Students And Staff Remember Fallen Soldiers
8:07am 9th November 2012
Over 2,000 students and 200 staff will stand silent today at Thomas Hardye School in Dorchester.
The open air tribute will honour former pupils who've given their lives in armed conflict.
Four students will read a list of their names.
The tribute ahead of Remembrance Sunday this weekend has taken place every year since 1957.
Many Old Hardyeans- old boys of Hardye's School- will be present and Michel Hooper-Immins, President of the Old Hardyeans, will lay a wreath at the Memorial Gates, as will the Chairman of Governors, the Head Boy and the Head Girl.

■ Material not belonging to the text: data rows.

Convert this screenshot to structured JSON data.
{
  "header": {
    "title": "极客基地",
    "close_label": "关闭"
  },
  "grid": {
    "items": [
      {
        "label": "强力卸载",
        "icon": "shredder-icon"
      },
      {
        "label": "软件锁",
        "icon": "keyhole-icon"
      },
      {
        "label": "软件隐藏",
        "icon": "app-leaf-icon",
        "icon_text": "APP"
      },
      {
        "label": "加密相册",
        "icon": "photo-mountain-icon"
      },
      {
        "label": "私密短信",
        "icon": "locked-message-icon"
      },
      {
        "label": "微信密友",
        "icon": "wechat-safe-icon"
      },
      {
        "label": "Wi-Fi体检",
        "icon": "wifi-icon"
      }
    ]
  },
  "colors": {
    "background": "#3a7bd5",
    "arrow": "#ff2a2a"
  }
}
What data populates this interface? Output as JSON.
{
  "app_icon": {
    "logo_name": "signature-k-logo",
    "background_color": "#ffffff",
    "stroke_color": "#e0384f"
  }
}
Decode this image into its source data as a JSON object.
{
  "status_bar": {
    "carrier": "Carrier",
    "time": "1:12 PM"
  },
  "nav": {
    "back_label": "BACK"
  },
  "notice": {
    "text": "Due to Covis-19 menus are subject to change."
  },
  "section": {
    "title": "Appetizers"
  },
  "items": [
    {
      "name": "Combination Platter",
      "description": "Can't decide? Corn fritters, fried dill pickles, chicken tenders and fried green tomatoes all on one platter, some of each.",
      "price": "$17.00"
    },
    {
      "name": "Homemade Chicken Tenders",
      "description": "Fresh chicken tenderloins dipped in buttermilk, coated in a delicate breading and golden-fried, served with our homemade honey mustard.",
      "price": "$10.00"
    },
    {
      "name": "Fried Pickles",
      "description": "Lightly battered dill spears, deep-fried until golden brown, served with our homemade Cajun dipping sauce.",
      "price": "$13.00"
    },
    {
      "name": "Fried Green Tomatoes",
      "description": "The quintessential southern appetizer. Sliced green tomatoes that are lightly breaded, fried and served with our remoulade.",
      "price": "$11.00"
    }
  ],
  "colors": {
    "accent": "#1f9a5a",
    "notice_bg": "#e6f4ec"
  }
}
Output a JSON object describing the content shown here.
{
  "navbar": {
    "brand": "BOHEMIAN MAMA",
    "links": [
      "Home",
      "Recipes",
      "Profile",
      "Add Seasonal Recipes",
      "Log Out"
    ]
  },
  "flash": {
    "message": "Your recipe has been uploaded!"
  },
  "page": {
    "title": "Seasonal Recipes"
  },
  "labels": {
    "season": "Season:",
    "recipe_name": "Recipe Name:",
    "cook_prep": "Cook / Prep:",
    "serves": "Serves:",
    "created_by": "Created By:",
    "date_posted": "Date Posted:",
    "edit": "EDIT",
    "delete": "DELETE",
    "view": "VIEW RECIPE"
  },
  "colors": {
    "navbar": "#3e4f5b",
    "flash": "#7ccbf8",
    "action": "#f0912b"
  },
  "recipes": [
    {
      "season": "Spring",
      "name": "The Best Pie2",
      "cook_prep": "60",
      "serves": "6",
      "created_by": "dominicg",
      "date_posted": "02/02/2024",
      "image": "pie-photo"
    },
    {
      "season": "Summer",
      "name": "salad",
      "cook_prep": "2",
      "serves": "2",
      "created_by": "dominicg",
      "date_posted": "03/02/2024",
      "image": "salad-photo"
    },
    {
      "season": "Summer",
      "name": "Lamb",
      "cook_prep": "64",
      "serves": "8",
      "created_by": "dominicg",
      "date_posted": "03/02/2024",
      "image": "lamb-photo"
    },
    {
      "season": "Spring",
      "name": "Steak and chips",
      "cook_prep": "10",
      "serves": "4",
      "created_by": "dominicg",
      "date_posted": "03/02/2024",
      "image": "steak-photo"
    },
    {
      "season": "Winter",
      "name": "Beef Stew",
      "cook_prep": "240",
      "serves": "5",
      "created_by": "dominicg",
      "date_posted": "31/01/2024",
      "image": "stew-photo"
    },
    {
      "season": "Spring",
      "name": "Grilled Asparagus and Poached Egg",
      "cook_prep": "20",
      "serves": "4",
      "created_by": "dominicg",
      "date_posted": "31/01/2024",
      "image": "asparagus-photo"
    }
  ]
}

The combined cadet force band will march and stand in the centre of the square in front of the entire school.
"It was 52 years ago- in 1960- that I attended my first Act of Remembrance outside those handsome iron gates and the stone pillars with the wyverns on top. I recall it snowed that day in November 1960 and we all got very cold," reminisces Old Hardyeans' President Michel Hooper-Immins. "Whereas we were around 750 pupils in my time, there are now over 2,200 students and staff- who file quietly out of school just before 11am to take their places silently to honour those Old Grammarians and Old Hardyeans who died in world wars and subsequent conflicts. It is a supremely dignified tribute by today's young people. I and the Head Teacher are always very proud of them."
Michael Foley and his wife Teresa are guests-of-honour at the Old Hardyeans' London Dinner on Tuesday week [13 November,] which is being held this year in the Dining Room of the Royal Overseas League in St. James's Street.
Founded in 1905 as the Old Grammarians, the Old Hardyeans- also known as the Hardyeans Club- is one of the most successful old school associations in the county, bringing together the old boys of Dorchester Grammar School and Hardye's School, plus ex-students of the modern Thomas Hardye School. In the times of Queen Elizabeth I, it was Thomas Hardye [with a final "e"] described as an yeoman of Frampton, who endowed Dorchester Grammar School in 1569.
Hardye's [shopping] Arcade today stands on the site. The Grammar School moved to Culliford Road in 1928- renamed Hardye's School from 1954. The new Thomas Hardye School in Queens Avenue opened in 1992, encompassing the best traditions of the two previous schools- but admitting girls for the first time since 1569! Writer Thomas Hardy OM, who lived at nearby Max Gate, laid the foundation stone of Hardye's School in 1927. He was no relation to Thomas Hardye, founder of the school, nor of Admiral Thomas Masterman Hardy!